You are literally the only person that I know of that didn't like Arrival.


You know who else didn't like Arrival? Audiences.

Arrival struggled to barely make $100 million US- In this renaissance of "Serious" Sci - Fi films where audiences actually are showing up $100 million is not successful by any metric. Interstellar Planet of the Apes and Gravity made way way more - heck even Close Encounters made more money -$116 million - 40 years ago unadjusted.

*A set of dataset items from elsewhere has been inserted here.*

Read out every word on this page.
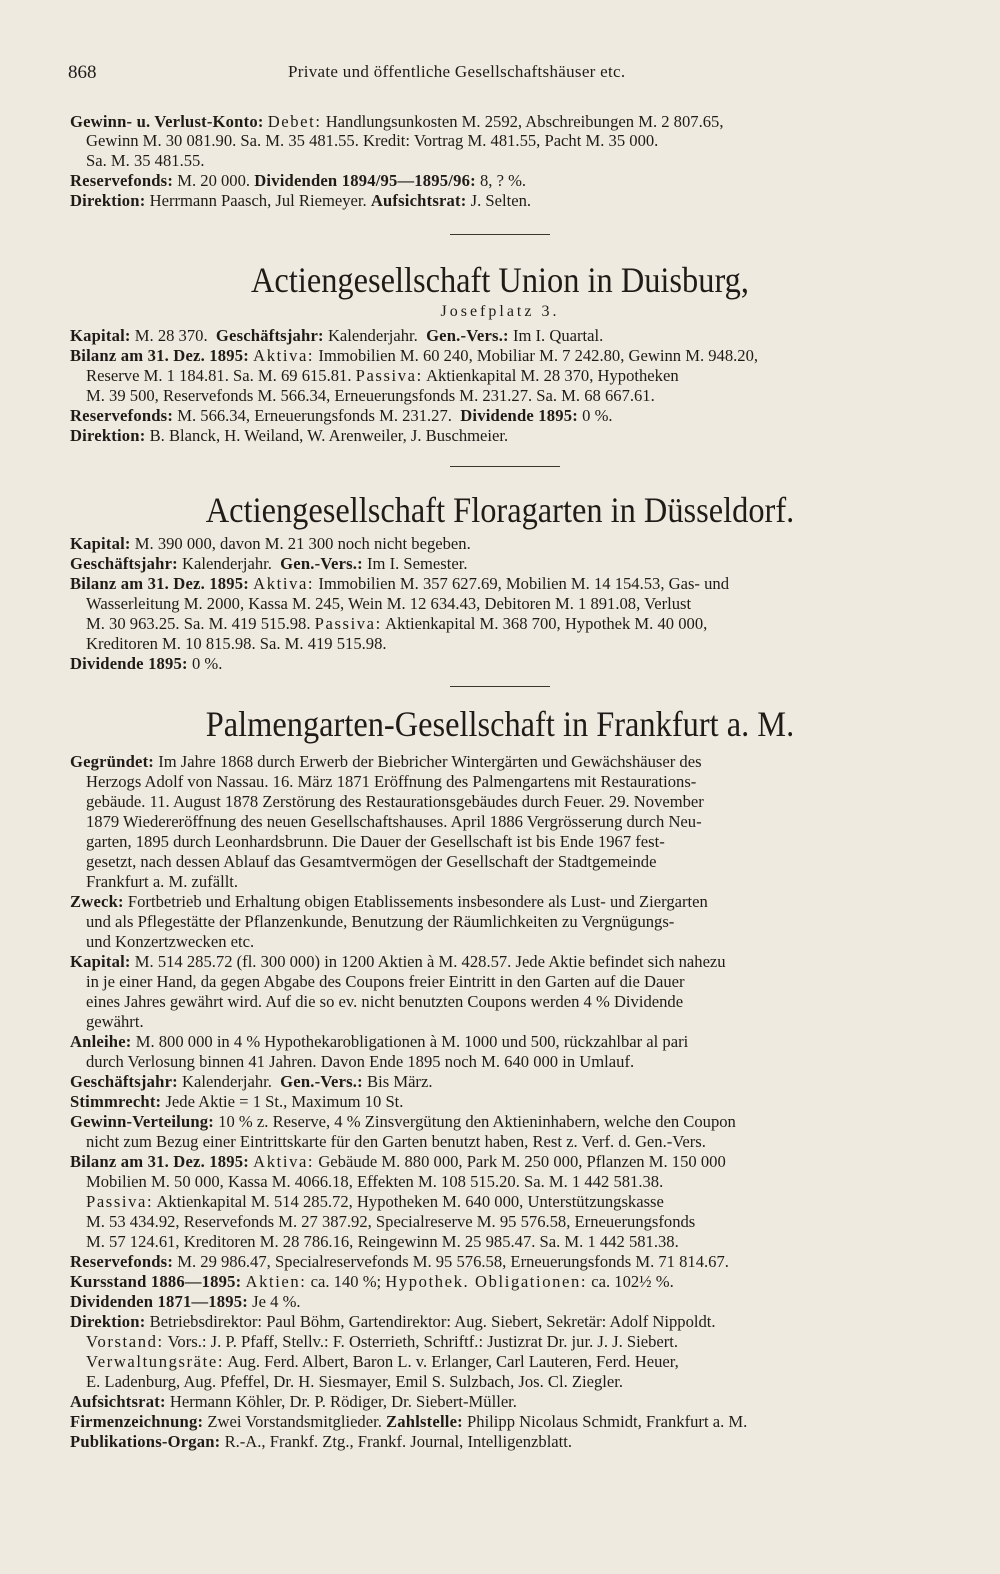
868	Private und öffentliche Gesellschaftshäuser etc.
Gewinn- u. Verlust-Konto: Debet: Handlungsunkosten M. 2592, Abschreibungen M. 2 807.65,
Gewinn M. 30 081.90. Sa. M. 35 481.55. Kredit: Vortrag M. 481.55, Pacht M. 35 000.
Sa. M. 35 481.55.
Reservefonds: M. 20 000. Dividenden 1894/95—1895/96: 8, ? %.
Direktion: Herrmann Paasch, Jul Riemeyer. Aufsichtsrat: J. Selten.
Actiengesellschaft Union in Duisburg,
Josefplatz 3.
Kapital: M. 28 370. Geschäftsjahr: Kalenderjahr. Gen.-Vers.: Im I. Quartal.
Bilanz am 31. Dez. 1895: Aktiva: Immobilien M. 60 240, Mobiliar M. 7 242.80, Gewinn M. 948.20,
Reserve M. 1 184.81. Sa. M. 69 615.81. Passiva: Aktienkapital M. 28 370, Hypotheken
M. 39 500, Reservefonds M. 566.34, Erneuerungsfonds M. 231.27. Sa. M. 68 667.61.
Reservefonds: M. 566.34, Erneuerungsfonds M. 231.27. Dividende 1895: 0 %.
Direktion: B. Blanck, H. Weiland, W. Arenweiler, J. Buschmeier.
Actiengesellschaft Floragarten in Düsseldorf.
Kapital: M. 390 000, davon M. 21 300 noch nicht begeben.
Geschäftsjahr: Kalenderjahr. Gen.-Vers.: Im I. Semester.
Bilanz am 31. Dez. 1895: Aktiva: Immobilien M. 357 627.69, Mobilien M. 14 154.53, Gas- und
Wasserleitung M. 2000, Kassa M. 245, Wein M. 12 634.43, Debitoren M. 1 891.08, Verlust
M. 30 963.25. Sa. M. 419 515.98. Passiva: Aktienkapital M. 368 700, Hypothek M. 40 000,
Kreditoren M. 10 815.98. Sa. M. 419 515.98.
Dividende 1895: 0 %.
Palmengarten-Gesellschaft in Frankfurt a. M.
Gegründet: Im Jahre 1868 durch Erwerb der Biebricher Wintergärten und Gewächshäuser des
Herzogs Adolf von Nassau. 16. März 1871 Eröffnung des Palmengartens mit Restaurations-
gebäude. 11. August 1878 Zerstörung des Restaurationsgebäudes durch Feuer. 29. November
1879 Wiedereröffnung des neuen Gesellschaftshauses. April 1886 Vergrösserung durch Neu-
garten, 1895 durch Leonhardsbrunn. Die Dauer der Gesellschaft ist bis Ende 1967 fest-
gesetzt, nach dessen Ablauf das Gesamtvermögen der Gesellschaft der Stadtgemeinde
Frankfurt a. M. zufällt.
Zweck: Fortbetrieb und Erhaltung obigen Etablissements insbesondere als Lust- und Ziergarten
und als Pflegestätte der Pflanzenkunde, Benutzung der Räumlichkeiten zu Vergnügungs-
und Konzertzwecken etc.
Kapital: M. 514 285.72 (fl. 300 000) in 1200 Aktien à M. 428.57. Jede Aktie befindet sich nahezu
in je einer Hand, da gegen Abgabe des Coupons freier Eintritt in den Garten auf die Dauer
eines Jahres gewährt wird. Auf die so ev. nicht benutzten Coupons werden 4 % Dividende
gewährt.
Anleihe: M. 800 000 in 4 % Hypothekarobligationen à M. 1000 und 500, rückzahlbar al pari
durch Verlosung binnen 41 Jahren. Davon Ende 1895 noch M. 640 000 in Umlauf.
Geschäftsjahr: Kalenderjahr. Gen.-Vers.: Bis März.
Stimmrecht: Jede Aktie = 1 St., Maximum 10 St.
Gewinn-Verteilung: 10 % z. Reserve, 4 % Zinsvergütung den Aktieninhabern, welche den Coupon
nicht zum Bezug einer Eintrittskarte für den Garten benutzt haben, Rest z. Verf. d. Gen.-Vers.
Bilanz am 31. Dez. 1895: Aktiva: Gebäude M. 880 000, Park M. 250 000, Pflanzen M. 150 000
Mobilien M. 50 000, Kassa M. 4066.18, Effekten M. 108 515.20. Sa. M. 1 442 581.38.
Passiva: Aktienkapital M. 514 285.72, Hypotheken M. 640 000, Unterstützungskasse
M. 53 434.92, Reservefonds M. 27 387.92, Specialreserve M. 95 576.58, Erneuerungsfonds
M. 57 124.61, Kreditoren M. 28 786.16, Reingewinn M. 25 985.47. Sa. M. 1 442 581.38.
Reservefonds: M. 29 986.47, Specialreservefonds M. 95 576.58, Erneuerungsfonds M. 71 814.67.
Kursstand 1886—1895: Aktien: ca. 140 %; Hypothek. Obligationen: ca. 102½ %.
Dividenden 1871—1895: Je 4 %.
Direktion: Betriebsdirektor: Paul Böhm, Gartendirektor: Aug. Siebert, Sekretär: Adolf Nippoldt.
Vorstand: Vors.: J. P. Pfaff, Stellv.: F. Osterrieth, Schriftf.: Justizrat Dr. jur. J. J. Siebert.
Verwaltungsräte: Aug. Ferd. Albert, Baron L. v. Erlanger, Carl Lauteren, Ferd. Heuer,
E. Ladenburg, Aug. Pfeffel, Dr. H. Siesmayer, Emil S. Sulzbach, Jos. Cl. Ziegler.
Aufsichtsrat: Hermann Köhler, Dr. P. Rödiger, Dr. Siebert-Müller.
Firmenzeichnung: Zwei Vorstandsmitglieder. Zahlstelle: Philipp Nicolaus Schmidt, Frankfurt a. M.
Publikations-Organ: R.-A., Frankf. Ztg., Frankf. Journal, Intelligenzblatt.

Arrival also flat lined at Oscars winning just a Sound editing award. As it offered nothing new or earth shattering in any way. The characters are flat and one dimensional - They are their job and their circumstance and that's it. Amy Adams is a linguist with a dead daughter. She does a great job - is sad walks through sparse, clean Mid Century Modern ikea sets and when the movie ends I have no idea who she really is or what she is about.

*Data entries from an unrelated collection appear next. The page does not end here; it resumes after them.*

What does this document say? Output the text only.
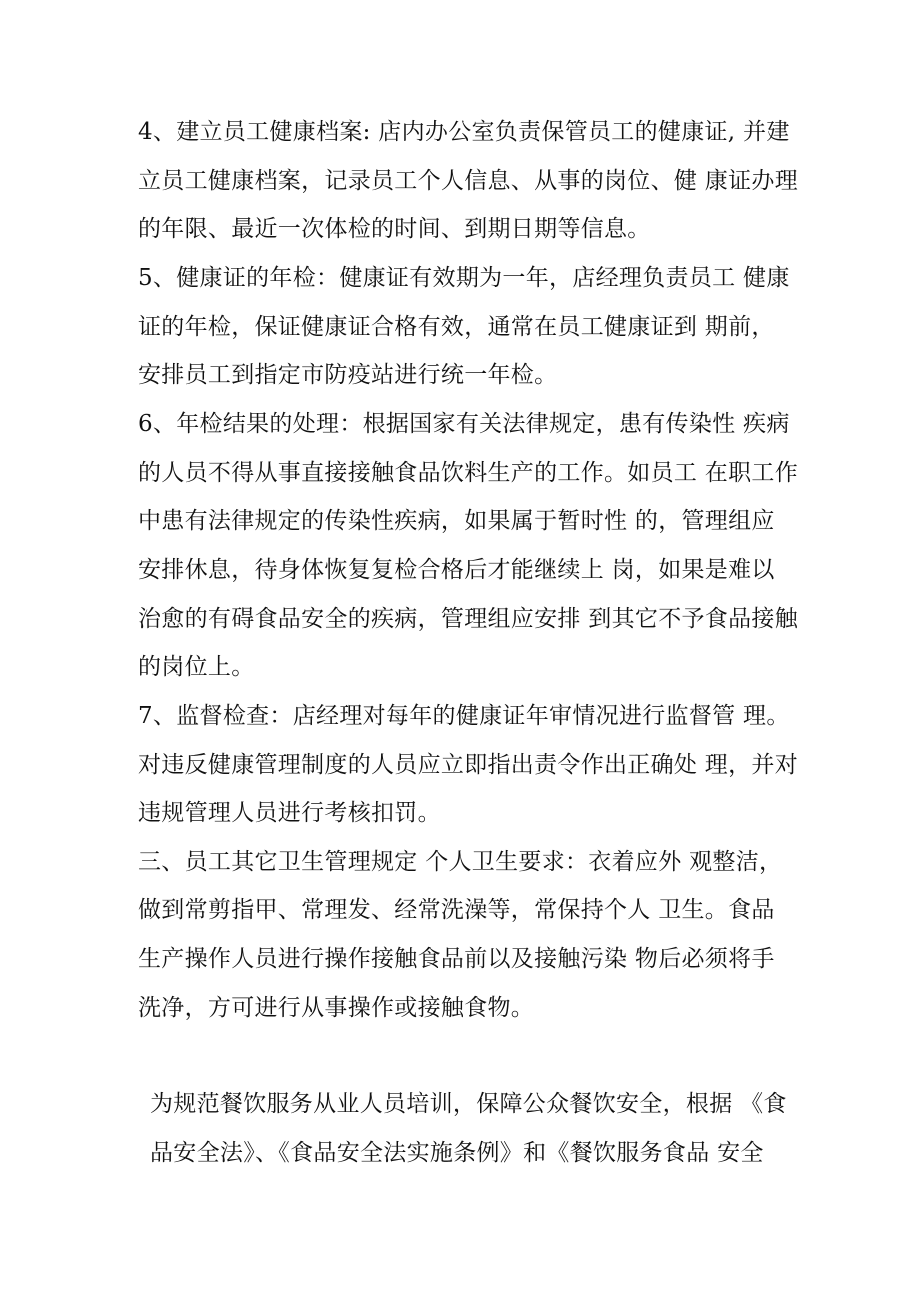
4、建立员工健康档案: 店内办公室负责保管员工的健康证, 并建
立员工健康档案，记录员工个人信息、从事的岗位、健 康证办理
的年限、最近一次体检的时间、到期日期等信息。
5、健康证的年检：健康证有效期为一年，店经理负责员工 健康
证的年检，保证健康证合格有效，通常在员工健康证到 期前，
安排员工到指定市防疫站进行统一年检。
6、年检结果的处理：根据国家有关法律规定，患有传染性 疾病
的人员不得从事直接接触食品饮料生产的工作。如员工 在职工作
中患有法律规定的传染性疾病，如果属于暂时性 的，管理组应
安排休息，待身体恢复复检合格后才能继续上 岗，如果是难以
治愈的有碍食品安全的疾病，管理组应安排 到其它不予食品接触
的岗位上。
7、监督检查：店经理对每年的健康证年审情况进行监督管 理。
对违反健康管理制度的人员应立即指出责令作出正确处 理，并对
违规管理人员进行考核扣罚。
三、员工其它卫生管理规定 个人卫生要求：衣着应外 观整洁，
做到常剪指甲、常理发、经常洗澡等，常保持个人 卫生。食品
生产操作人员进行操作接触食品前以及接触污染 物后必须将手
洗净，方可进行从事操作或接触食物。
为规范餐饮服务从业人员培训，保障公众餐饮安全，根据 《食
品安全法》、《食品安全法实施条例》和《餐饮服务食品 安全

It's OK I like a lot of bad movies too. But I'm not going to argue that they are good just because I like them.


If your metric for measuring how good a movie is is box office bank then I could name 2 dozen off the top of my head that are great but had little success in theaters. Also, Forrest Gump and Titanic both won the Best Picture Oscar and Dances With Wolves beat Goodfellas, so I'm not sure the Oscar thing is the perfect metric, either.

Lets agree to disagree. You're just wrong on this one.


As you know It's not my only metric - but it is incredibly significant how little interest the audience had in Arrival. Also it was nominated for 8 awards and won 1 for sound losing all the major categories - so it did not garner real critical acclaim either. Titanic and Forest Gump are basically 10,000 times better than Arrival - critical success, box office success and multiple significant awards.

Arrival will never be re-released theatrically - ever. Can't say that about Forest Gump, Blade Runner, and Titanic which is also a pretty good metric of lasting quality for a film.


Yeah, we're definitely at an impasse on the whole greatness of Gump/Titanic thing but each to his own. Have a great night!


Gump and Titanic are great movies no matter what either of our opinions are. There was a zeitgeist moment where tens of millions of people all over the world made a consensus - Certain films become significant entries in the Pantheon because of such moments.

Also two amazing directors with cherished works in both of their filmographies.